Is there anything like that on the net hiding away. I have tried to perform a search and come up empty even the whistle site has now vanished.
Forgive me if I am misinterpreting your request but:
Perhaps by “notation” you mean something equivalent to guitar tabs and such. Alas, we are not so advanced in the UP world. We are dependent on personal instruction, attending concerts to steal what we can visually, or on VERY rare occasions, reading about it here on C&F.
Sorry, but it sounds to me like you are trying to jump start your education by simply learning the strokes by rote off some great piper. Same with your jumping about from tutor to tutor. Gotta pay your dues, boy. No short-cuts here.
I remember reading about a young samurai who went to a great swordsman for lessons. The master told him it would take ten years to learn all that the master had to teach. The would-be student thought this was far too long a time to devote to lessons. He promised to work at nothing else but the sword 24/7 and asked, if he approached the learning like this, how long it would take him to learn the sword. The master replied it would take twenty years.
In a similar vein (and I’m sure everyone here has heard this a thousand times) Séamus Ennis said it took twenty-one years to learn the instrument and the music and put it all together. The number of years is immaterial. It is the attitude of buckling down and putting the effort in that matters, not counting the hours or days off on the calendar, to bring out your piping.
Take a deep breath, settle down, and forget about the clock. Learn to play pipes.
I might be misinterpreting too, but I think KD is just looking for tunes that aren’t in that ABC or standard notation, but in another notation. I have seen that notation for whistle and it would just help someone who didn’t read music learn the skeleton of the tune. You wouldn’t be able to learn how a great master played a tune from this kind of notation. I’m not sure if djm is saying it is wrong to ever use sheet music. It doesn’t seem that guitar tabs are much different than ABC or any other method of conveying the skeleton of the tune through writing. It doesn’t seem like a short cut. I know learning by ear is very important, but I’m just addressing the written music idea.
I guess guitar tabs and the whistle notation do show fingering for every note, but then you would rapidly internalize that, I think, and the symbols would just stand for sounds, like notes.

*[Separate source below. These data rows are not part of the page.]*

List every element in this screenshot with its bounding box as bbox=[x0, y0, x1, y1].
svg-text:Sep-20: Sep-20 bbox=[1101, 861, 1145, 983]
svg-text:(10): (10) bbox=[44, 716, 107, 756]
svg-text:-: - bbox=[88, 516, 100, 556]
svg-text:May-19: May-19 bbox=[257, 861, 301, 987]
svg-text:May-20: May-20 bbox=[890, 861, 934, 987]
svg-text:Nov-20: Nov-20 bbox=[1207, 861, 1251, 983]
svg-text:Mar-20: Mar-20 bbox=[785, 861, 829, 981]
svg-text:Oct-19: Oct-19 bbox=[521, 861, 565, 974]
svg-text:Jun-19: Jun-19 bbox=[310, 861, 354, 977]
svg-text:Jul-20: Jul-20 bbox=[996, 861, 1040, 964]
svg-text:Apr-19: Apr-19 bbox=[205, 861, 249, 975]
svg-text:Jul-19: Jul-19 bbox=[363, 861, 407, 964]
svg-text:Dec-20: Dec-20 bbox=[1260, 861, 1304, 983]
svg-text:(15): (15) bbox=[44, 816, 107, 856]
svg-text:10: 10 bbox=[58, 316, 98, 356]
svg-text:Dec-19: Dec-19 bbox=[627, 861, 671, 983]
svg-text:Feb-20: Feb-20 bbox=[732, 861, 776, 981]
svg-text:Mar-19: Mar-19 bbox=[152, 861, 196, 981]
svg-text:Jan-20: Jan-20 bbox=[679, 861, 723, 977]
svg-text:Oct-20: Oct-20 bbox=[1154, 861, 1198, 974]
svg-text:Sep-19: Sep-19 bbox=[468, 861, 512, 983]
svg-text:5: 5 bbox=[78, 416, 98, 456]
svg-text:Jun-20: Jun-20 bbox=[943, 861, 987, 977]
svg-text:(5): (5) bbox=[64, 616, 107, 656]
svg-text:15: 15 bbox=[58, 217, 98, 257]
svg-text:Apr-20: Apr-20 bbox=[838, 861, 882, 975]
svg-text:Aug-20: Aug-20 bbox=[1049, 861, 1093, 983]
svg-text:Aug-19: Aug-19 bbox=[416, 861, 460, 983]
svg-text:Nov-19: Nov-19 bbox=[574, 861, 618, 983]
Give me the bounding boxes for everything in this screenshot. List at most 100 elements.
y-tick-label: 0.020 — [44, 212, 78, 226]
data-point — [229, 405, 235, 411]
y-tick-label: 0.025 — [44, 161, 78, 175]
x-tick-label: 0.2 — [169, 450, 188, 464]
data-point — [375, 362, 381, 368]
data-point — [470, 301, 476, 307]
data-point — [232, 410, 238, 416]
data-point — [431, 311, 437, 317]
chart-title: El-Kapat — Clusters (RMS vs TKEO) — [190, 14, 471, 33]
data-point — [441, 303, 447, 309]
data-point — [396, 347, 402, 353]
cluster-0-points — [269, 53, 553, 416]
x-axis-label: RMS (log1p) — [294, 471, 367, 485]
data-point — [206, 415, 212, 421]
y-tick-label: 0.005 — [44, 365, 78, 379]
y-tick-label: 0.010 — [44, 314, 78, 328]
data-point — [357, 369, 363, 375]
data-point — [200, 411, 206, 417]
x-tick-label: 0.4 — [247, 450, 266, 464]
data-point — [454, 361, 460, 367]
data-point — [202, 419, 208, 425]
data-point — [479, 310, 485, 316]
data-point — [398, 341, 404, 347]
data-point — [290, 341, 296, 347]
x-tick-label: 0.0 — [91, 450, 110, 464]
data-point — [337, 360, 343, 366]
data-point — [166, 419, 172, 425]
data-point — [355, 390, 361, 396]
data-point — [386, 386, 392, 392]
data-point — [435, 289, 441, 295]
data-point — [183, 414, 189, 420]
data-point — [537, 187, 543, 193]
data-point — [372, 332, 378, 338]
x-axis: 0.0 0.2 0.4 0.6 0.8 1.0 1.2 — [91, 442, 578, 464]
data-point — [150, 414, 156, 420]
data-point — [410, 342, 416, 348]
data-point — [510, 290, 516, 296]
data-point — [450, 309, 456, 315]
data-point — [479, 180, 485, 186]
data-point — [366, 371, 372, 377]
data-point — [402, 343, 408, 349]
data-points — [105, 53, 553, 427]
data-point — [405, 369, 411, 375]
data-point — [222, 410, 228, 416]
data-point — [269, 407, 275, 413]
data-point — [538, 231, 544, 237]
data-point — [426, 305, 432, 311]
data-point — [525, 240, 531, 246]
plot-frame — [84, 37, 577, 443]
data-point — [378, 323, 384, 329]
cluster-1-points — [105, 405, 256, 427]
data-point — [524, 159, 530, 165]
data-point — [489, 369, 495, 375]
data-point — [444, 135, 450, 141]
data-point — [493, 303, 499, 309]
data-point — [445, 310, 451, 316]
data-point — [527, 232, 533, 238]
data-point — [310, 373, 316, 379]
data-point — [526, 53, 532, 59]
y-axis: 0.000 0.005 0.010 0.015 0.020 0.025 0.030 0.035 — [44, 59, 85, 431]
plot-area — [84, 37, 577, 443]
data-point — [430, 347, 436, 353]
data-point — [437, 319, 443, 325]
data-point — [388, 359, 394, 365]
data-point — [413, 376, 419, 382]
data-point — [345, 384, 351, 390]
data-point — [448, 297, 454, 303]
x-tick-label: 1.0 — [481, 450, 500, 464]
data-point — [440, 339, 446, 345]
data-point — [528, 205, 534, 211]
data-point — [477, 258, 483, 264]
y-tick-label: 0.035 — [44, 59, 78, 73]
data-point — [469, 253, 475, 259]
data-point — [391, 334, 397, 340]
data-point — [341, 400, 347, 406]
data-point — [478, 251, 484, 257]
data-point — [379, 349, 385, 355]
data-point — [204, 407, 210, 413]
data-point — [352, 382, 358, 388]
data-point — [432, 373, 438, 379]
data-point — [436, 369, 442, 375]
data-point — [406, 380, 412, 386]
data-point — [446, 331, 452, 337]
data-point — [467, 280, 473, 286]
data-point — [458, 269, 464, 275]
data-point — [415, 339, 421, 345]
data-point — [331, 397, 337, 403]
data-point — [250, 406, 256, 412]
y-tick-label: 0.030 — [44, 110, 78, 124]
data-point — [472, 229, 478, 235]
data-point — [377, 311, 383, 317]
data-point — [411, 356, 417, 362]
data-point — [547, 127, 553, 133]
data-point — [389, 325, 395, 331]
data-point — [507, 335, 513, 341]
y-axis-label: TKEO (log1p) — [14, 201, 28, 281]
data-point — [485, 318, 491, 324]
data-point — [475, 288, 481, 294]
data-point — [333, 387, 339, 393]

I’ve seen whistle tutorials with the fingering illustrated under every single note–I think that’s what KD means. It’s helpful if you’re a complete beginner with no experience of musical notation or any musical instrument, but beyond the very beginning stages it slows you down considerably. You could always write in the hole coverings yourself as an exercise, but it’s probably best just to try to learn staff notation or ABC. I’m still very hesitant reading the bass clef (for harp) and the notes on ledger lines.
This is really the only way. Beyond ABC and standard notation… there is nothing but your own ear. There are no short cuts in Uilleann Piping. After some time, you will look back at this period and wonder why you thought it was so hard.